So now we have someone who did not omit detail but outright have lied about their travel purpose (because their business deal was so "top secret" they didn't want to disclose it to the government).

We should have a something just I do not know what. A canonical question/answer? Question: "I lied to the government, my visa application was rejected / I was turned back at the border / I was thrown out of the country, now what?" Answer: "Forget that country at least for the short term, possibly for the rest of your life depending on how serious your lie was." Or something like that?

  • 3
    There's a deception tag. If you spot a question like that please edit its tags.
    – Gayot Fow
    Apr 21, 2016 at 0:52

3 Answers 3


Not necessarily. Sometimes the lie can be remedied, it just might require more evidence or a stricter test / interview with the immigration agent. I think each case is still individual enough to be looked at on their merits.


When somebody shows up asking a question where they got caught lying and now they want to unwind the situation, the main points are...

  • using the internet is not going to work that well
  • the chances are pretty good the internet is the wrong tool altogether
  • deception cases become complex and require a lot more information than can be exchanged here
  • advice from random strangers is not valuable when they are just shooting from the hip, it can do more harm than good
  • The OP probably posted the same question on [insert immigration forum here] where there's not only just random strangers, but also bottom feeders looking for some easy money (i.e., a person who got done for deception is vulnerable!).

It's not like questions about air miles or taking a train, how many TSE regulars have been caught out in deception? How many had first hand experience with somebody in detention or received a refusal? Not many I suspect. The same thing goes for all over the net.

So whatever else you put into an answer, the main point is to explain that the net is about the worst tool you can find. The same thing goes for questions like this one: Schengen visa refusal on threat to public policy, security, health (Germany) The consulate wasn't even involved in the decision and most likely do not have any details, they got a cold hit and end-of-story.

The other thing I can mention is that an OP cannot just ring the consulate and sort things out over coffee, it doesn't work like that. If there was any chance of sorting something out, they would ask the OP to get in touch, not the other way-round. Once they decide not to trust the person, game over. So there's really no point in leaving comments or answers suggesting they contact the consulate (even if you think they are innocent).

As to remedies the only case I have ever seen where deception got remedied was a refusal/ban for two Russian women who had applied as domestic servants. Their employer filled out the applications and lied on it. The two women were refused and given 10 year bans for deception.

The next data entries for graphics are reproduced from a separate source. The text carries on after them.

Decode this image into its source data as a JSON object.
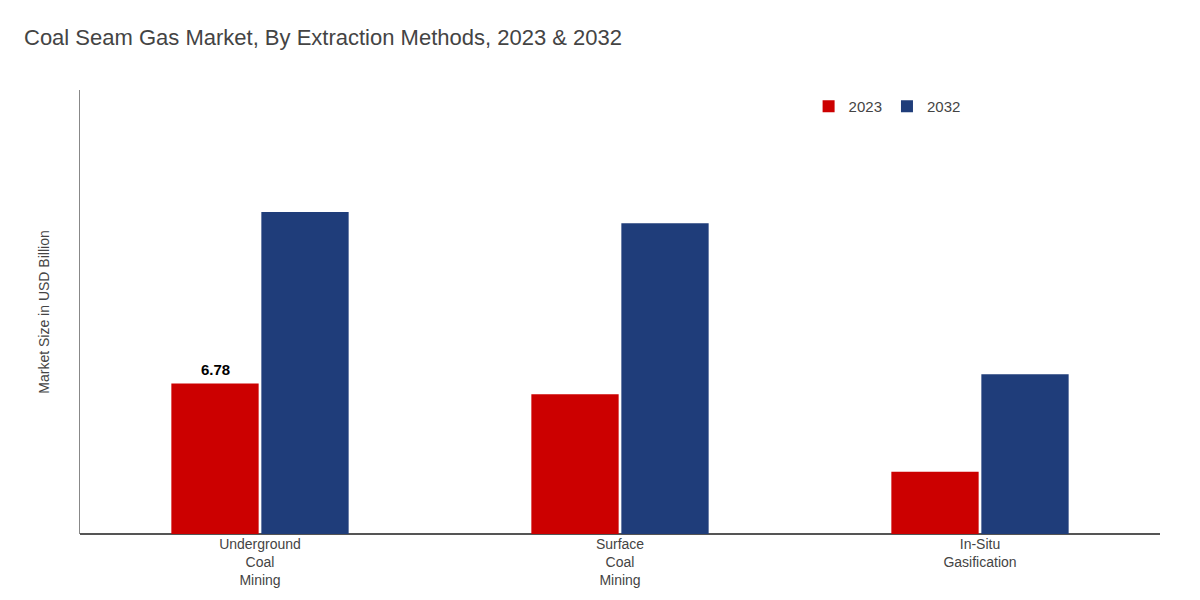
{
  "chart_data": {
    "type": "bar",
    "title": "Coal Seam Gas Market, By Extraction Methods, 2023 & 2032",
    "ylabel": "Market Size in USD Billion",
    "categories": [
      "Underground\nCoal\nMining",
      "Surface\nCoal\nMining",
      "In-Situ\nGasification"
    ],
    "series": [
      {
        "name": "2023",
        "color": "#cc0000",
        "values": [
          6.78,
          6.3,
          2.8
        ]
      },
      {
        "name": "2032",
        "color": "#1f3d7a",
        "values": [
          14.5,
          14.0,
          7.2
        ]
      }
    ],
    "annotations": [
      {
        "text": "6.78",
        "category": "Underground\nCoal\nMining",
        "series": "2023",
        "value": 6.78
      }
    ],
    "ylim": [
      0,
      20
    ],
    "yticks": [],
    "grid": false,
    "legend": "upper right",
    "tick_labels": "x"
  }
}
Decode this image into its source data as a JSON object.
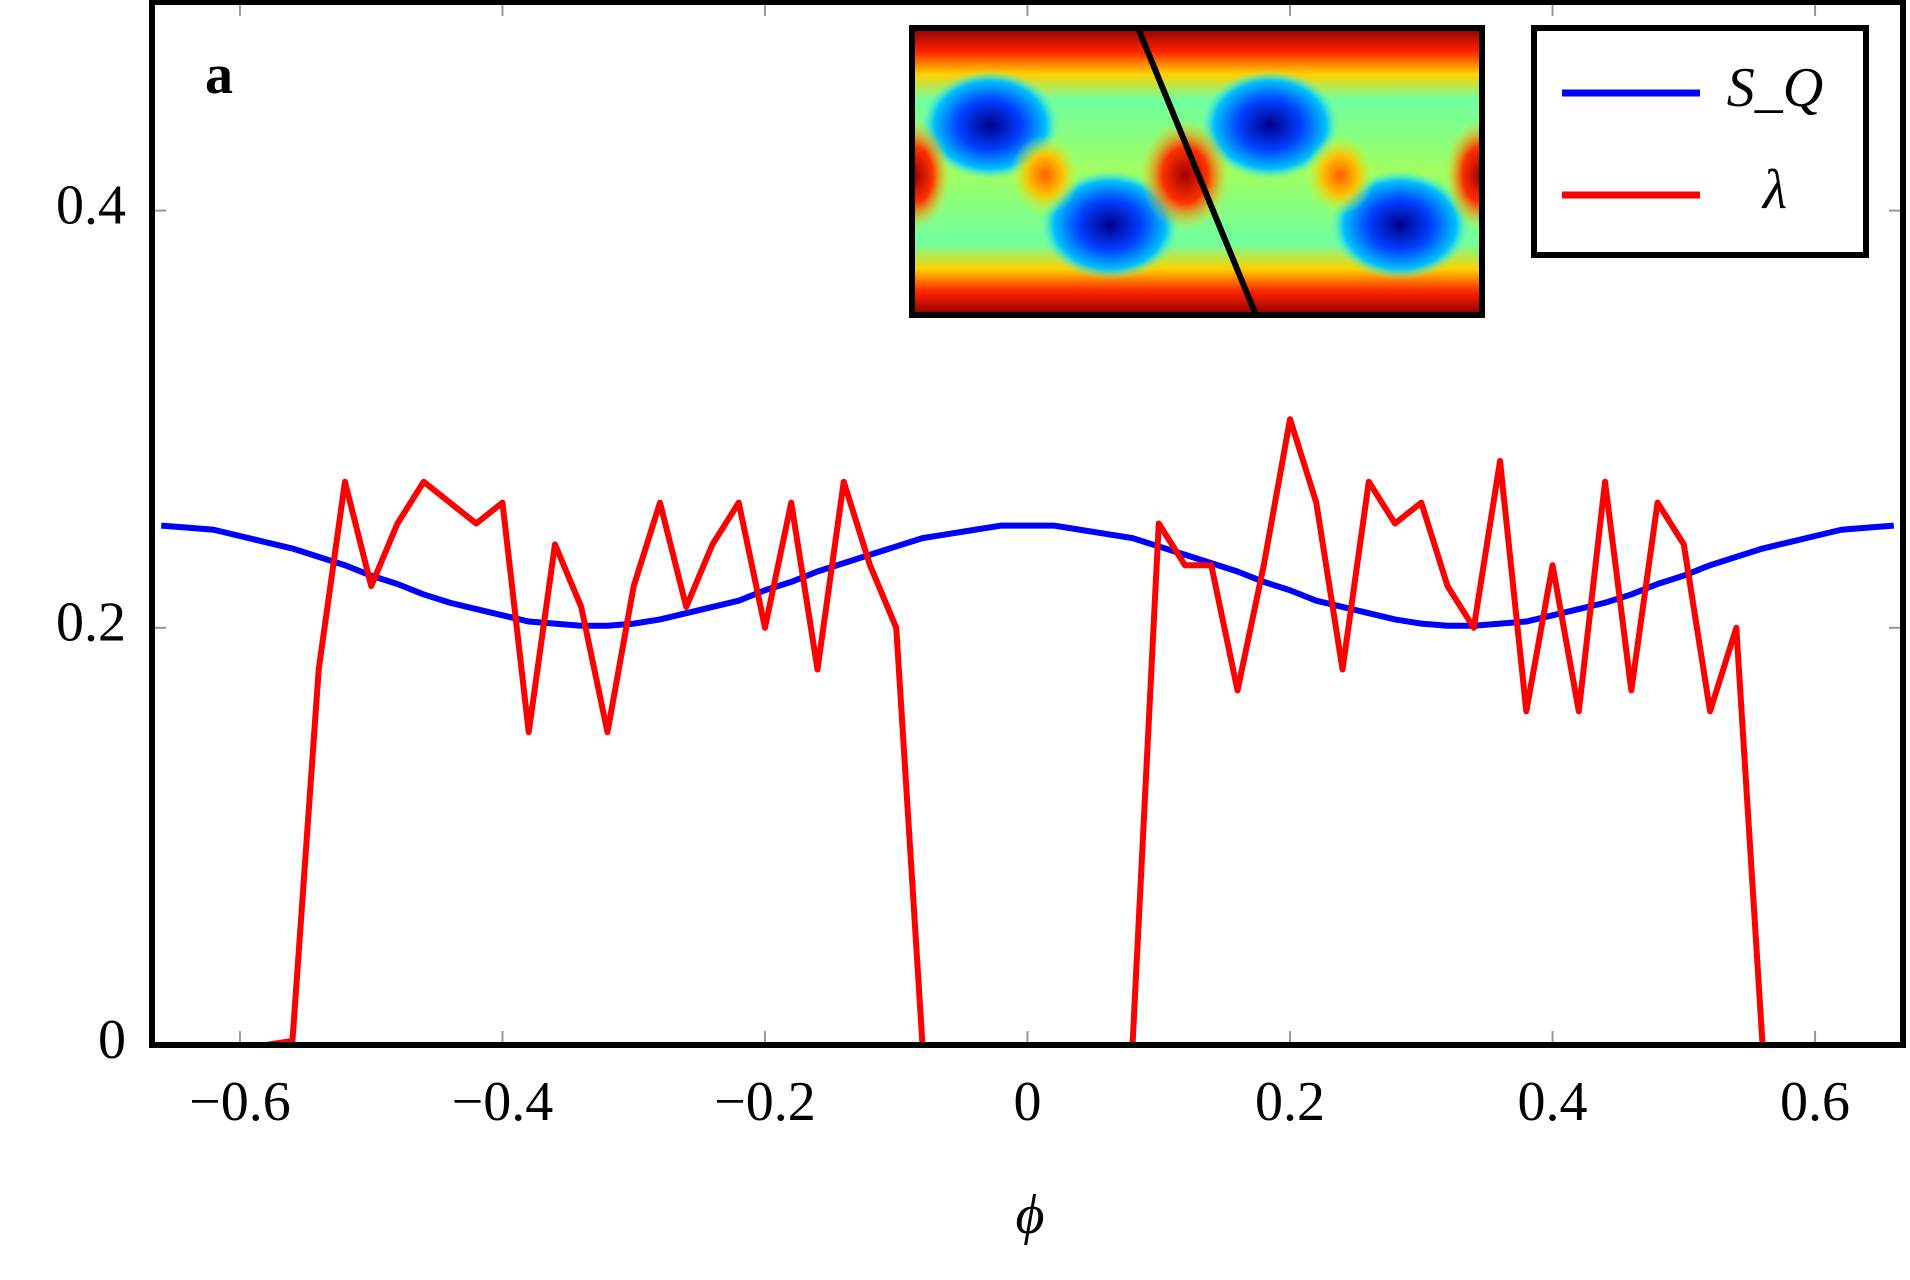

The JCWI got involved and lodged a perversity judicial review and the case was appealed all the way to the floor of the House of Lords! The whole thing took almost two years. Those women had an experienced legal team who had the time and resources to chase a perverse decision and take it all the way to the supreme court. So consider what an OP is up against before suggesting an appeal or suggesting they call the consulate and sort it out on the phone.

Having said all of that and returning to your question about a canonical, I think it's too early because there's only 1 question tagged with 'deception'. When there's a lot of questions with that tag we can be sure that a canonical is needed.


I think it would be hard to create a canonical, as the answer depends a lot on the circumstances. For some it's "you're never going to go tehre" for some it's just "give up for now, apply again in a year or two", for others its "get a lawyer". Answer questions as they come up, duplicate flag when they are duplicates.